In spite of the arguments above, women are not always hapless victims of society or fate. Even women who do have the knowledge and the independence, sexual and otherwise, to make their own decisions ignore the risks of STIs and fail to take the proper precautions. This may be partly due to the authorities' failure to, until recently, treat the HIV/IDS epidemic like what it was: a major human and economic disaster.

In addition to the several initiatives introduced by various countries, women's particular vulnerability to AIDS requires a gender-based response that should focus on helping women prevent and combat the disease. Some areas on which to focus include:

  • Education: A study conducted by the University of Ibadan College of Medicine (Nigeria) on high school students showed that a school-based education program significantly increased the participants' knowledge and understanding of HIV/AIDS. Many young girls become sexually active at a very young age; the sooner they learn about AIDS, the better the probability that they will take the necessary precautions to prevent infection. All sections of society must work together to spread information about the disease. Religious organizations must be co-opted as necessary partners in the fight against AIDS. The Nigeria-based Journalists Against AIDS organization ( is a prime example of how indispensable the media is in combating AIDS. The group, founded by journalists, provides white papers, training sessions, information workshops, etc. and has an online forum that serves as a medium where activists, policymakers, journalists, AIDS patients and the general public can interact and discuss AIDS-related issues. African governments must define AND implement clear policies to disseminate information about AIDS. Cultural and/or religious norms that usually regard public discussion of sexual matters as taboo (especially when the intended audience is female) have no place in the glaring reality of AIDS and must be overcome. Our societies need to be more open about discussing sex, AIDS and other STIs. The archaic view that sex education leads to promiscuity is not only impractical, it's dangerous.

  • Health care: Considering that women are more likely to contract AIDS than men (through sexual intercourse, blood transfusions during ante- and post-natal care), it is clear that more women-focused research needs to be done. An alternative to the female condom or at the very least, a less expensive and less complicated model is needed to give women more control over preventing STIs.
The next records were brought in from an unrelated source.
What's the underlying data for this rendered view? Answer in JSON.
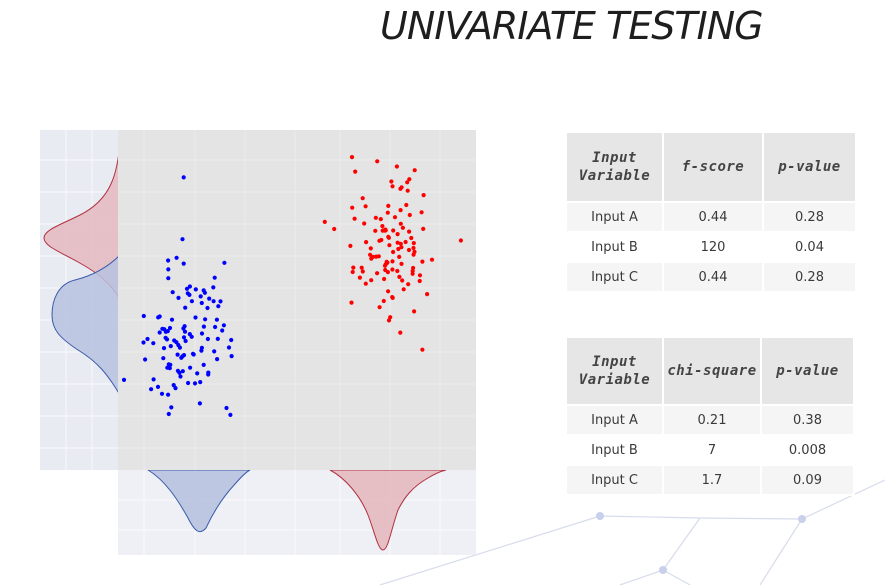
{
  "title": "UNIVARIATE TESTING",
  "table1": {
    "headers": [
      "Input\nVariable",
      "f-score",
      "p-value"
    ],
    "rows": [
      [
        "Input A",
        "0.44",
        "0.28"
      ],
      [
        "Input B",
        "120",
        "0.04"
      ],
      [
        "Input C",
        "0.44",
        "0.28"
      ]
    ]
  },
  "table2": {
    "headers": [
      "Input\nVariable",
      "chi-square",
      "p-value"
    ],
    "rows": [
      [
        "Input A",
        "0.21",
        "0.38"
      ],
      [
        "Input B",
        "7",
        "0.008"
      ],
      [
        "Input C",
        "1.7",
        "0.09"
      ]
    ]
  },
  "chart_data": {
    "type": "scatter",
    "title": "",
    "xlabel": "",
    "ylabel": "",
    "grid": true,
    "marginal_distributions": true,
    "series": [
      {
        "color": "#0000ff",
        "fill_color": "#b7c2e0",
        "cluster": "lower-left"
      },
      {
        "color": "#ff0000",
        "fill_color": "#e4b9c0",
        "cluster": "upper-right"
      }
    ]
  }
}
  • Accessible, quality healthcare is always a problem in developing countries and for women, it is even more so. The WHO estimates that majority of Africans living with HIV are even unaware that they have the virus. A study found that most of women who were tested did not return to collect their results. In Kenya, over half of a group of women surveyed who did find out they had the virus preferred not to share that knowledge with their families for fear of discrimination and being cast out of their homes. Again, adequate policies and social services need to be put in place provide quality healthcare to everyone and women in particular.

  • Economic Development: Removing a woman's material dependence on a man empowers her and puts her firmly in control of her life. Of course this does not necessarily mean that she will still make the right choices in her sexual dealings but at least she will have a choice.

Perhaps the biggest challenge in the fight against AIDS is that it requires each of us to change. A change in our societies' attitudes towards sex, women, AIDS and people living with the disease; a change in men's behaviors when it comes to sex; a change in the way women are taught to think about themselves and their bodies; a change in the way our governments work because AIDS is a major impediment to our development and irregular, half-hearted policies and measures will only exacerbate the problem. Most of all, it requires that each of us accept that it is our collective problem because at the end of the day, we are all affected. AIDS is not just misogynistic-it's misanthropic.